Michael Farrell

Personal information
- Full name: Michael John Farrell
- Date of birth: 7 February 1900
- Date of death: 14 July 1968 (aged 68)

Senior career*
- Years: Team / Apps / (Gls)
- 1923-1928: St James's Gate

International career
- 1924: Ireland / 3 / (0)

= Michael Farrell (footballer) =

Irish footballer (1900–1968)

Michael John Farrell (7 February 1900 – 14 July 1968) was an Irish footballer. He competed in the men's tournament at the 1924 Summer Olympics.
He died on 14 July 1968, at the age of 68.

==1924 Olympics==
Farrell was one of five St James's Gate players selected for the Irish Free State team at the Paris Olympics. Others included Paddy Duncan, Tom Murphy, Charlie Dowdall, and Ernie MacKay. Farrell started Ireland's inaugural game against Bulgaria on 28 May 1924 at the Stade Olympique where his teammate Duncan would score the only goal to secure a historic debut win for the Irish Free State. Farrell himself hit the woodwork during the tie.
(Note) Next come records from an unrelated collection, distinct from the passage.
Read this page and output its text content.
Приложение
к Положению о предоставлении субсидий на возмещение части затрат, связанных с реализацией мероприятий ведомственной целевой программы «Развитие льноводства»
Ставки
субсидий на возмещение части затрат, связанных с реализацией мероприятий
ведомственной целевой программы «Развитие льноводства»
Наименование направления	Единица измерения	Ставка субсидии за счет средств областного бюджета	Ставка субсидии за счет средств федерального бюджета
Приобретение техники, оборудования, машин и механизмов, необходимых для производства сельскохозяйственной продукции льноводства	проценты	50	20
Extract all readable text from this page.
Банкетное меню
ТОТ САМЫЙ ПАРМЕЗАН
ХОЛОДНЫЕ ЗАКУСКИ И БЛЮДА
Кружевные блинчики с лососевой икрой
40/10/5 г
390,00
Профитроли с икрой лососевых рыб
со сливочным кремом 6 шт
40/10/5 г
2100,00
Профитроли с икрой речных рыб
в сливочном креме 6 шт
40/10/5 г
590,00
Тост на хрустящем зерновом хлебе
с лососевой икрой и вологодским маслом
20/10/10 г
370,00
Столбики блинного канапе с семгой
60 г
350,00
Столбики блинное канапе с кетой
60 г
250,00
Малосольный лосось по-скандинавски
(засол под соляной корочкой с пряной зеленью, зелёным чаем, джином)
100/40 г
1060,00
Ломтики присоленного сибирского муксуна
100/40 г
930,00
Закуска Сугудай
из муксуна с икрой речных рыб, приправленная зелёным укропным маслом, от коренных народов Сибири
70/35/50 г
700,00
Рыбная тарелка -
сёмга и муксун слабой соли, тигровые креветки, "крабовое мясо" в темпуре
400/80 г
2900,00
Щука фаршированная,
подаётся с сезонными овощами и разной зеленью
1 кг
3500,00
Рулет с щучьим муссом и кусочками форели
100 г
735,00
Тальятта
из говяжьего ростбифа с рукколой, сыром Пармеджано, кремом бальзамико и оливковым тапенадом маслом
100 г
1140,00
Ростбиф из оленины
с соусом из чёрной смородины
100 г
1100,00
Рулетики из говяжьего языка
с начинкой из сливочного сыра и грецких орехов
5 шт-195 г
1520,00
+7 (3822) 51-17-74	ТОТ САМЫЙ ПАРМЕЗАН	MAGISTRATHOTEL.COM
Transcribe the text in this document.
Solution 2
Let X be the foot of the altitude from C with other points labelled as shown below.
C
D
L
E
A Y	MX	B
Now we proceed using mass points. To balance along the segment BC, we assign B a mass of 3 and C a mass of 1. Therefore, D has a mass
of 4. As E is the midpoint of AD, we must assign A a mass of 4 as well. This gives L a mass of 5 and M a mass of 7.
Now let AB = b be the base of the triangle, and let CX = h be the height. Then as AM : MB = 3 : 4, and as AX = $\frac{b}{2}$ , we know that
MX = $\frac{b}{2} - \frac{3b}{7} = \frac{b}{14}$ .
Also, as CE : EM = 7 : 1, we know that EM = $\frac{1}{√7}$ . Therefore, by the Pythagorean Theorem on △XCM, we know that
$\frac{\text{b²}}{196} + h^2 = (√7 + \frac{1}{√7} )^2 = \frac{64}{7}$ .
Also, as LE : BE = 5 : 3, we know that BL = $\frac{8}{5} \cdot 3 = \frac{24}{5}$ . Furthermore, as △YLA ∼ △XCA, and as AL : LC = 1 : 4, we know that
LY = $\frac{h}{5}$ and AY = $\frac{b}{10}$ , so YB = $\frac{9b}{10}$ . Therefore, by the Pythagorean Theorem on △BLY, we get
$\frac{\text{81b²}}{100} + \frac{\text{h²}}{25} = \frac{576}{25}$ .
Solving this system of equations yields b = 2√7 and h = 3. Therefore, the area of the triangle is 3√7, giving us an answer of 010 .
Farrell started Ireland's next match against the Netherlands in the tournament Quarter-Finals at the Stade de Paris on 2 June 1924. Ireland would lose the game 2-1 after Dutch forward Ok Formenoy settled the tie with a strike in the 104th minute of play.

Ireland would end their time in France by playing Estonia in a friendly at the Stade Olympique, winning 3–1. However, Farrell didn't play in this match. He made one further appearance in an international friendly game in Dublin against United States, and this would be his last cap for Ireland.